Para asegurar que lo que poseemos lleve valor a la
comunidad, «la autoridad política tiene el derecho y el deber de regular en
función del bien común el ejercicio legítimo del derecho de propiedad» (ibid.,
2406)[1]. La «subordinación de la
propiedad privada al destino universal de los bienes [...] es una “regla de oro”
del comportamiento social y el primer principio de todo el ordenamiento
ético-social» (LS, 93)[2].
Las propiedades, el
dinero son instrumentos que pueden servir a la misión. Pero los transformamos
fácilmente en fines, individuales o colectivos. Y cuando esto sucede, se
socavan los valores humanos esenciales. El homo sapiens se deforma y se
convierte en una especie de homo œconomicus —en un sentido peor—
individualista, calculador y dominador. Nos olvidamos de que, siendo creados a
imagen y semejanza de Dios, somos seres sociales, creativos y solidarios, con
una inmensa capacidad de amar. Nos olvidamos a menudo de esto. De hecho, somos
los seres más cooperativos entre todas las especies, y florecemos en comunidad,
como se ve bien en la experiencia de los santos. Hay un dicho español que me ha
inspirado esta frase, y dice así: florecemos en racimo como los santos.
Florecemos en comunidad como se ve en la experiencia de los santos.
Cuando la obsesión por poseer y dominar excluye a millones
de personas de los bienes primarios; cuando la desigualdad económica y
tecnológica es tal que lacera el tejido social; y cuando la dependencia de un
progreso material ilimitado amenaza la casa común, entonces no podemos
quedarnos mirando. No, esto es desolador. ¡No podemos quedarnos mirando! Con la
mirada fija en Jesús (cfr. Hebreos 12, 2) y con la certeza de que su amor obra
mediante la comunidad de sus discípulos, debemos actuar todos juntos, en la
esperanza de generar algo diferente y mejor. La esperanza cristiana, enraizada
en Dios, es nuestra ancla. Ella sostiene la voluntad de compartir, reforzando
nuestra misión como discípulos de Cristo, que ha compartido todo con nosotros.

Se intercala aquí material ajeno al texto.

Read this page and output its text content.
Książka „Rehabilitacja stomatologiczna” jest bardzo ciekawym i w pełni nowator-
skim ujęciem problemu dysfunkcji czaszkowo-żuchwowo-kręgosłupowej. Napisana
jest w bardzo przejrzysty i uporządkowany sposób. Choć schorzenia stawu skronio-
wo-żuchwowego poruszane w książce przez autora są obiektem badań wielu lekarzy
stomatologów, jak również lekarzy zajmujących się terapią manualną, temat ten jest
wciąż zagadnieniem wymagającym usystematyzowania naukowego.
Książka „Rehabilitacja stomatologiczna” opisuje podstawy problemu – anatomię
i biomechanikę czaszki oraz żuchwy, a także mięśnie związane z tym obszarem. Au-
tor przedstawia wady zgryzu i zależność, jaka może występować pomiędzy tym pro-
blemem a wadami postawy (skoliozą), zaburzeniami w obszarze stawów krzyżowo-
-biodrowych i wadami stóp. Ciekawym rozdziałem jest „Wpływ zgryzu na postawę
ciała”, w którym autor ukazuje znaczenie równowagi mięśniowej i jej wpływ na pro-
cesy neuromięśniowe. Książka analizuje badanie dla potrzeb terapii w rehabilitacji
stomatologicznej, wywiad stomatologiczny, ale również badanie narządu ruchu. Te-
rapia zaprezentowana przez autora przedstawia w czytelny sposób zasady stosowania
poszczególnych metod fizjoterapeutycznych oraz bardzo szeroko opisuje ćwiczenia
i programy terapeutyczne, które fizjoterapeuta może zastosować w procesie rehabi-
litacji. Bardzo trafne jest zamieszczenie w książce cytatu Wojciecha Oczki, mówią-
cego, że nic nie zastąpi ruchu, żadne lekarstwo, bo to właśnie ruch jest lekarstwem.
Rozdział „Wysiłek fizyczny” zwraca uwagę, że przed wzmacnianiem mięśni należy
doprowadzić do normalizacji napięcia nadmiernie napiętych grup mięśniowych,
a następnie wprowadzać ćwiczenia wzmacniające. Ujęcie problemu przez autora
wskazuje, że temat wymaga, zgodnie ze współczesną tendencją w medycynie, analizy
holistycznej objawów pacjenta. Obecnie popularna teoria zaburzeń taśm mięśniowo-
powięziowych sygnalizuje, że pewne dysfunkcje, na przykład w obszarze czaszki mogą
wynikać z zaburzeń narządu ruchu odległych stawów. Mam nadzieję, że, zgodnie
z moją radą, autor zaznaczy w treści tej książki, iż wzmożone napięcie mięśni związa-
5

Y esto lo entendieron las primeras comunidades cristianas,
que como nosotros vivieron tiempos difíciles. Conscientes de formar un solo
corazón y una sola alma, ponían todos sus bienes en común, testimoniando la
gracia abundante de Cristo sobre ellos (cfr. Hechos 4, 32-35). Nosotros estamos
viviendo una crisis. La pandemia nos ha puesto a todos en crisis. Pero
recordad: de una crisis no se puede salir iguales, o salimos mejores, o salimos
peores. Esta es nuestra opción. Después de la crisis, ¿seguiremos con este
sistema económico de injusticia social y de desprecio por el cuidado del
ambiente, de la creación, de la casa común? Pensémoslo. Que las comunidades
cristianas del siglo XXI puedan recuperar esta realidad —el cuidado de la
creación y la justicia social: van juntas—, dando así testimonio de la
Resurrección del Señor. Si cuidamos los
bienes que el Creador nos dona, si ponemos en común lo que poseemos de forma
que a nadie le falte, entonces realmente podremos inspirar esperanza para
regenerar un mundo más sano y más justo.
Y para finalizar, pensemos en los niños. Leed las
estadísticas: cuántos niños, hoy, mueren de hambre por una no buena
distribución de las riquezas, por un sistema económico como he dicho antes; y
cuántos niños, hoy, no tienen derecho a la escuela, por el mismo motivo. Que
esta imagen, de los niños necesitados por hambre y por falta de educación, nos
ayude a entender que después de esta crisis debemos salir mejores. Gracias.